Dumfries 'blazing a teaching trail'
There will be something different about the classrooms of Dumfries and Galloway next term.
For the first time some of their primary teachers will have been fully trained in the region.
It is thanks to a new course being offered at the University of Glasgow's Crichton Campus which they believe is "blazing a trail" in education.
The first intake of students - who embarked on their journey four years ago - graduated this week.
For a wide range of reasons, they believe the opportunity to undertake their studies in Dumfries was a precious one.
Rebecca Duffell went to school in Jedburgh in the Scottish Borders and her family still lives near Hawick.
She was attracted by the smaller scale of operations in the region neighbouring her own.
"All the interviews that I had been to before I came to the interview in Dumfries were in bigger inner city campuses," she said.
"The difference when I turned up here was how friendly everyone was on the campus."
She was also impressed by the fact that the Master of Arts format would allow her to continue her studies in English Literature.
"It just seemed to have something quite different to the other primary interviews that I had," she added.
Next year the pupils at Lincluden Primary will get to find out what sort of skills she has acquired.
For Claire Devlin, who will be at St Ninians in Dumfries from August, there were sound financial reasons for staying in her home town.
"I chose to study in Dumfries because I am from Dumfries so it meant I didn't have to move away and I didn't have to get a student loan," she said.
"It meant I could still live at home and I didn't have to pay my digs or rent or anything like that.
"And, because it is such a small campus, it means that it is really personal teaching."
Claire Logan, also from Dumfries, is heading to Australia to teach after graduating, a chance she thought she might never have.
"I have got children, I couldn't have done it without this course being here," she explained.
"It has been great, it has changed my life.
"We have been really, really lucky because we have had really good lecturers and it has been interesting all the time."
Those words are music to the ears of campus director and head of the school of interdisciplinary studies Prof David Clark.
"This is a terrific day for the campus and a wonderful day for the 11 students that have graduated," he said.
"This is a very unusual degree, probably the first of its kind in Scotland.
"Not only are they going out as qualified primary school teachers to work in the region and further afield but they also have an MA with a very broad-based curriculum that they have followed over four years.
"So they are exceptionally well-educated and well-trained in the work that they have been doing here."
Eight of the 11 graduates are staying in the region with two heading to nearby South Lanarkshire and one to Australia.
Prof Clark said that was a "wonderful tribute" to people at the university, Dumfries and Galloway Council and primary head teachers who had had the vision some years ago that a course of this type would be viable in Dumfries.

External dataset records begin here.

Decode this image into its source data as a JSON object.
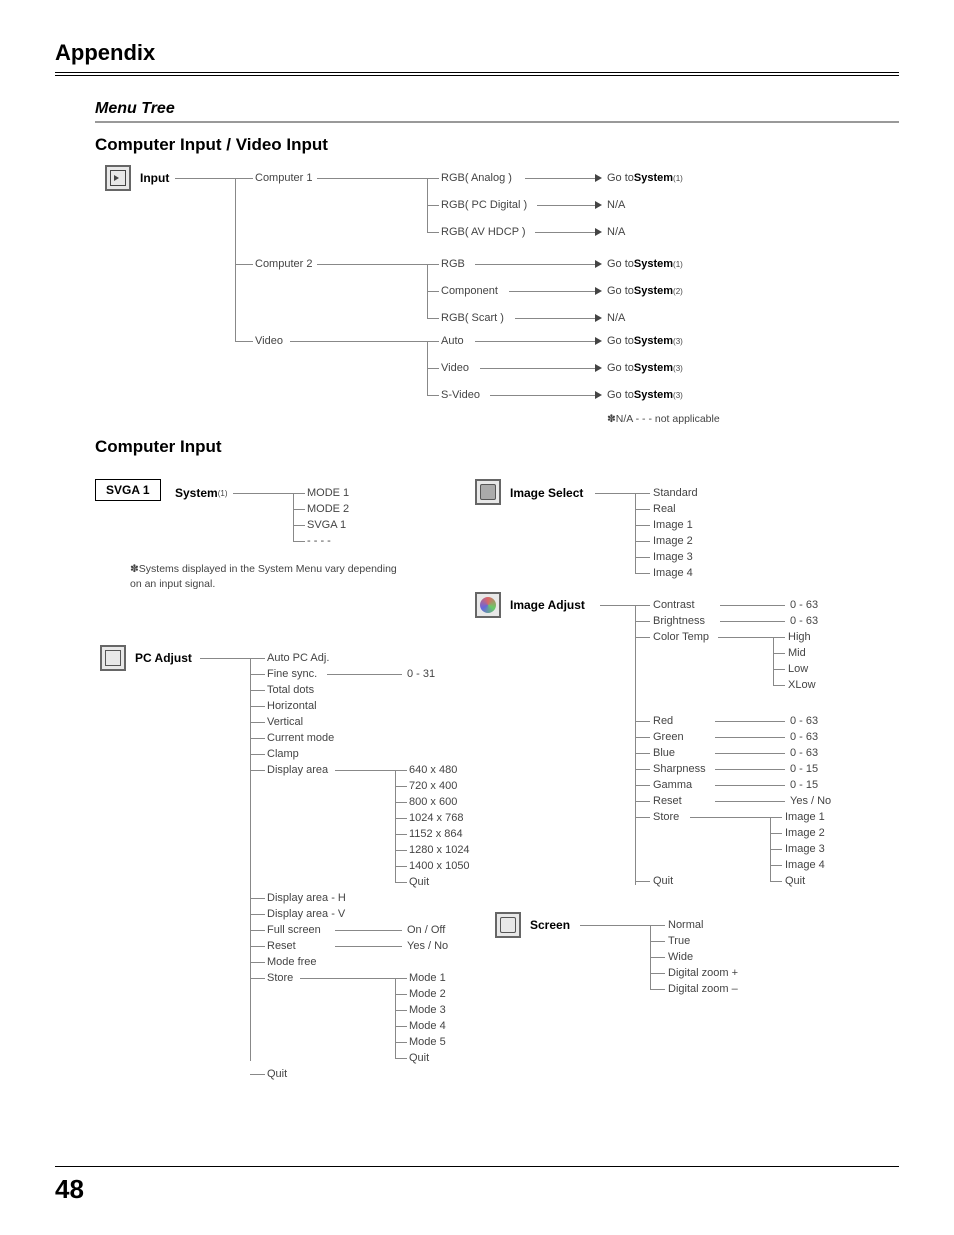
{
  "page": {
    "appendix": "Appendix",
    "menu_tree": "Menu Tree",
    "number": "48"
  },
  "section1": {
    "title": "Computer Input / Video Input",
    "root": "Input",
    "items": {
      "c1": "Computer 1",
      "c2": "Computer 2",
      "vid": "Video",
      "rgb_analog": "RGB( Analog )",
      "rgb_pcd": "RGB( PC Digital )",
      "rgb_av": "RGB( AV HDCP )",
      "rgb": "RGB",
      "component": "Component",
      "rgb_scart": "RGB( Scart )",
      "auto": "Auto",
      "video": "Video",
      "svideo": "S-Video",
      "goto": "Go to ",
      "system": "System",
      "sub1": " (1)",
      "sub2": " (2)",
      "sub3": " (3)",
      "na": "N/A"
    },
    "footnote": "✽N/A - - - not applicable"
  },
  "section2": {
    "title": "Computer Input",
    "system": {
      "label": "System",
      "sub": " (1)",
      "badge": "SVGA 1",
      "items": [
        "MODE 1",
        "MODE 2",
        "SVGA 1",
        "- - - -"
      ],
      "note": "✽Systems displayed in the System Menu vary depending on an input signal."
    },
    "pc_adjust": {
      "label": "PC Adjust",
      "items": {
        "auto": "Auto PC Adj.",
        "fine": "Fine sync.",
        "fine_range": "0 - 31",
        "total": "Total dots",
        "horiz": "Horizontal",
        "vert": "Vertical",
        "current": "Current mode",
        "clamp": "Clamp",
        "disp": "Display area",
        "disp_res": [
          "640 x 480",
          "720 x 400",
          "800 x 600",
          "1024 x 768",
          "1152 x 864",
          "1280 x 1024",
          "1400 x 1050",
          "Quit"
        ],
        "disp_h": "Display area - H",
        "disp_v": "Display area - V",
        "full": "Full screen",
        "full_val": "On / Off",
        "reset": "Reset",
        "reset_val": "Yes / No",
        "modefree": "Mode free",
        "store": "Store",
        "store_items": [
          "Mode 1",
          "Mode 2",
          "Mode 3",
          "Mode 4",
          "Mode 5",
          "Quit"
        ],
        "quit": "Quit"
      }
    },
    "image_select": {
      "label": "Image Select",
      "items": [
        "Standard",
        "Real",
        "Image 1",
        "Image 2",
        "Image 3",
        "Image 4"
      ]
    },
    "image_adjust": {
      "label": "Image Adjust",
      "items": [
        {
          "n": "Contrast",
          "v": "0 - 63"
        },
        {
          "n": "Brightness",
          "v": "0 - 63"
        },
        {
          "n": "Color Temp",
          "v": ""
        }
      ],
      "colortemp": [
        "High",
        "Mid",
        "Low",
        "XLow"
      ],
      "items2": [
        {
          "n": "Red",
          "v": "0 - 63"
        },
        {
          "n": "Green",
          "v": "0 - 63"
        },
        {
          "n": "Blue",
          "v": "0 - 63"
        },
        {
          "n": "Sharpness",
          "v": "0 - 15"
        },
        {
          "n": "Gamma",
          "v": "0 - 15"
        },
        {
          "n": "Reset",
          "v": "Yes / No"
        },
        {
          "n": "Store",
          "v": ""
        }
      ],
      "store_items": [
        "Image 1",
        "Image 2",
        "Image 3",
        "Image 4",
        "Quit"
      ],
      "quit": "Quit"
    },
    "screen": {
      "label": "Screen",
      "items": [
        "Normal",
        "True",
        "Wide",
        "Digital zoom +",
        "Digital zoom –"
      ]
    }
  }
}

He added that he believed the teachers it was producing were exactly the kind being sought in the recent Donaldson report on education - "well rounded" individuals capable of "critical thinking".

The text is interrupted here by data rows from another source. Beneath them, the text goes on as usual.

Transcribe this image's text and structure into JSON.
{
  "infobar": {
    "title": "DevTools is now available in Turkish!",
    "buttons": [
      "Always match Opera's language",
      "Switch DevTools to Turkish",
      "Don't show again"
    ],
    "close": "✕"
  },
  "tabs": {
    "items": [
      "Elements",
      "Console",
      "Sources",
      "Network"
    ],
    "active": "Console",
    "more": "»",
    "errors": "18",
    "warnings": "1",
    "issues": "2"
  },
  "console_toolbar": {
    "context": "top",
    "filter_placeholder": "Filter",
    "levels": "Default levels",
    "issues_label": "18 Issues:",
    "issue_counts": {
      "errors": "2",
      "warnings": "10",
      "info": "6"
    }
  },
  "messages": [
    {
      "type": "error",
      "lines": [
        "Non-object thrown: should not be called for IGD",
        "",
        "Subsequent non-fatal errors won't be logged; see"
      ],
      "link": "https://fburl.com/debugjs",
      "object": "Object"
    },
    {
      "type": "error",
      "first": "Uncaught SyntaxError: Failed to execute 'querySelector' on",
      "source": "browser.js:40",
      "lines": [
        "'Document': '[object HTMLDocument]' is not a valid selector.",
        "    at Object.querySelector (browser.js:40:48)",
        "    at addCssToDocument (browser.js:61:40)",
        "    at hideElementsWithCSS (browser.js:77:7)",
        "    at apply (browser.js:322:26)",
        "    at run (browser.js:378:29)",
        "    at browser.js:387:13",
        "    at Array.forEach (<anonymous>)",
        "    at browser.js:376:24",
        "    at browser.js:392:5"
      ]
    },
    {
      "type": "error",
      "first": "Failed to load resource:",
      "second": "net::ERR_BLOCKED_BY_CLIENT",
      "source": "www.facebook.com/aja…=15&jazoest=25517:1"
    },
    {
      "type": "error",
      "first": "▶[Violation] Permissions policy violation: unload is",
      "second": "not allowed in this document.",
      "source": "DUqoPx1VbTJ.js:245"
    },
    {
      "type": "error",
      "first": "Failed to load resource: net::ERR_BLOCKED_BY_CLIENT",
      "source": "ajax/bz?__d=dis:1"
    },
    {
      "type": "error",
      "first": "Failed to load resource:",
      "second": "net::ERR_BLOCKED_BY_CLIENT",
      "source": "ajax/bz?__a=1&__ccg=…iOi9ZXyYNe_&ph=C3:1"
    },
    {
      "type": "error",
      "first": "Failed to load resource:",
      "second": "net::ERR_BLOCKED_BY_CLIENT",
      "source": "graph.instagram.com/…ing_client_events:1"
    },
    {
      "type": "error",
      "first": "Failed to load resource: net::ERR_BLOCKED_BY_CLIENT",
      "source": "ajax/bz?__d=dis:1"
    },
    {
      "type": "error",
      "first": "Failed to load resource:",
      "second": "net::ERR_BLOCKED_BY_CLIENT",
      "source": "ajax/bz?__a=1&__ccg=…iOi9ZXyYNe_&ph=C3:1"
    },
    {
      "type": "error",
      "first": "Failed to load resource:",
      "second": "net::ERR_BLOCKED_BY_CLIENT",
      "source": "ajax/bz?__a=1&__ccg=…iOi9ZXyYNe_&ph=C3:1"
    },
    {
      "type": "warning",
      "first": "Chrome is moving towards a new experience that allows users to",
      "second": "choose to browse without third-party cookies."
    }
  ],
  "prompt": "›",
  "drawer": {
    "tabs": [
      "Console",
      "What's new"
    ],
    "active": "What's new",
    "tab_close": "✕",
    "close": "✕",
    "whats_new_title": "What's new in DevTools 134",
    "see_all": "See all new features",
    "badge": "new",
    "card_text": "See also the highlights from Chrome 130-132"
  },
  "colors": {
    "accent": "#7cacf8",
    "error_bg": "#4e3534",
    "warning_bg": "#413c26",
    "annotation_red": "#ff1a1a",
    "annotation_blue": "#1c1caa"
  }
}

He also believes that, despite the difficulties of some young teachers in getting employment, the graduates have something extra to offer.

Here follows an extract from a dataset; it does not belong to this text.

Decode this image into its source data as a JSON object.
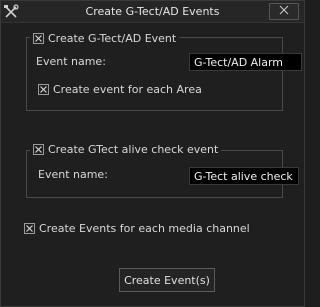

"They are not just well-trained teachers but they are highly educated across a broad range of subjects that makes them really attractive candidates in the job market," he said.
The word about the course has clearly got out, as this year there were 350 applications for the course - nearly 10 for every available place.
That, in turn, strengthens the case for extra funding for the campus.
Which all means that in years to come there should be an ever increasing number of locally trained teachers in the schools of Dumfries and Galloway.